Sieben Jahre ist es her, dass Menschen, deren Versuche in Europa ein besseres Leben zu finden, brutal zerschellt sind, NEAS gegründet haben. „Wir sind illegalisiert und kriminalisiert worden. Wir wurden mit Gewalt abgeschoben – einige kamen in Handschellen, andere schwer misshandelt hier an“, erklärt Mac Adams Karama stellvertretend für alle anderen. „Hier in Sierra Leone haben wir uns zusammengeschlossen, um mit dieser schwierigen Situation umzugehen.“ Sie haben sich gegenseitig zugehört und geholfen, die traumatischen Erfahrungen zu verarbeiten. Hierzu zählte auch Zurückweisung, die viele in ihren Familien und Freundeskreisen anfangs erlebt haben. Noch heute ist es ein zentraler Teil der Arbeit, vor Ort darüber aufzuklären, dass man nicht deshalb abgeschoben wird, weil man in Europa etwas verbrochen hat. Nach und nach hat NEAS Tabus gebrochen und die Stille um die Abschiebungen erfolgreich gestört. So haben die Aktivisten die Verstrickung der eigenen Behörden aufgezeigt. Und dank ihrer Informationen aus erster Hand haben sie schwere Menschenrechtsverstöße in den Abschiebegefängnissen und Chartermaschinen öffentlich gemacht.
Emotionale Rückkehr
Sechs Jahre nach der Gründung von NEAS kehren die Mitglieder wieder an jenen Ort zurück, an dem sie selbst schwere Stunden erlebt haben. Seither fahren sie regelmäßig von der Hauptstadt aus zu der nahen Küstenstadt Lungi an den Freetown International Airport. Hier suchen sie das Gespräch mit Mitarbeiterinnen und Mitarbeitern der Migrationsbehörden und der Sicherheitsdienste. Und sie gehen auf neu angekommene Abgeschobene zu. Diese Besuche am Flughafen rufen bei allen schmerzliche Erinnerungen an die eigene Geschichte wach. Vor allem die erste Rückkehr war für niemanden leicht. Aber es ist auch eine Möglichkeit. So erzählt Isamil Sankoh: „Damals war ich ein Opfer. Heute fahre ich als Aktivist gegen Abschiebungen dorthin. Ich will hier meinen Teil dazu beitragen, dass andere nicht dasselbe erleben müssen.“ Es gibt auch ermächtigende Momente: „Bei meiner ersten Rückkehr erkannten mich einige Flughafenmitarbeiterinnen und -mitarbeiter. Sie erinnerten sich daran, wie ich mich zur Wehr gesetzt hatte. Wir machten zusammen Witze darüber. Einer sagte mir, dass er wüsste, dass ich kein gewalttätiger Mensch bin.“ Auch Adbulai Daramy, einer der Gründer von NEAS, der 2009 nach fast zehn Jahren in Hamburg abgeschoben worden war, räumt ein, dass die Aufenthalte am Flughafen ihn emotional fordern. Doch sie haben einiges verändert. „Als ich vor sieben Jahren hier ankam, dachte ich, dass alle Mitarbeitenden des Flughafens meine Abschiebung unterstützt haben. Im Laufe der Zeit habe ich ihnen erzählt, was mir widerfahren ist. Inzwischen ist so viel Vertrauen aufgebaut, dass wir mit den Zuständigen besprechen können, wie sich dieses und jenes verändern lässt. Das macht mich fast ein bisschen stolz.”
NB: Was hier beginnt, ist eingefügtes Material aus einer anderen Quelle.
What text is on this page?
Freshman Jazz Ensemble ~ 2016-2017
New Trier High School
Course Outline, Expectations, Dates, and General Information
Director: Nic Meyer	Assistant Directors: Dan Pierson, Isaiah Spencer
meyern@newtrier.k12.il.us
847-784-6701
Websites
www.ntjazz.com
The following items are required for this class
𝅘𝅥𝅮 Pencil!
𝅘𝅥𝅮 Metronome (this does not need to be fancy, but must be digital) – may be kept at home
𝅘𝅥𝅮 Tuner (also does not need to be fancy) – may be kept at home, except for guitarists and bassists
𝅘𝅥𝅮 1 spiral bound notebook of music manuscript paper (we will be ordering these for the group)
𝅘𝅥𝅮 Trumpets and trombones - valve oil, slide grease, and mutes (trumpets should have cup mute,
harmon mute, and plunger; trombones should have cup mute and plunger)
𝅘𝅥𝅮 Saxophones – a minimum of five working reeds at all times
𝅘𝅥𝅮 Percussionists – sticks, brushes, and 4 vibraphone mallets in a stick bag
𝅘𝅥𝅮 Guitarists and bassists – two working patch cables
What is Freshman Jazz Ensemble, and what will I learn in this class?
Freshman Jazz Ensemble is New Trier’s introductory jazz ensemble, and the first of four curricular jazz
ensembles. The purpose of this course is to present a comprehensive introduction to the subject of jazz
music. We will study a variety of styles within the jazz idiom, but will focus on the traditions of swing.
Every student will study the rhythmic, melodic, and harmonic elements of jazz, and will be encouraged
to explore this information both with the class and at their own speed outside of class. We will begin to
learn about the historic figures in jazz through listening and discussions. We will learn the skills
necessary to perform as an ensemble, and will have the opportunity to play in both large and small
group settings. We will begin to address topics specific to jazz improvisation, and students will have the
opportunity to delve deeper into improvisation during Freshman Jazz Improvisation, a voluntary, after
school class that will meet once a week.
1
Tatsächlich hat die hartnäckige Arbeit von NEAS einiges bewegt. Kürzlich wurde der Gruppe vom Bezirksvorsteher Habib Kamara eine Fläche in der Nähe des Flughafeneingangs zur Verfügung gestellt. Hier haben sie ein großes Schild angebracht, auf dem sie ihren Widerstand gegen Abschiebungen kundtun und den ankommenden Deportierten ihre Unterstützung anbieten. Eine Ausnahme ist das nicht, die Arbeit von NEAS stößt vielerorts auf Verständnis und Sympathie, sei es beim örtlichen Jugendverband oder beim Flughafenpersonal, sei es bei eben jenem Habib Kamara. Dieser sagt: „Wir sehen das Leid der Deportierten und wir fühlen mit ihnen. Manche treffe ich später in unserem Viertel wieder; Fast alle sind traumatisiert, manche verrückt geworden. Es stranden auch viele Nigerianer, die hier niemanden kennen und nicht wissen, wohin sie sich wenden können.”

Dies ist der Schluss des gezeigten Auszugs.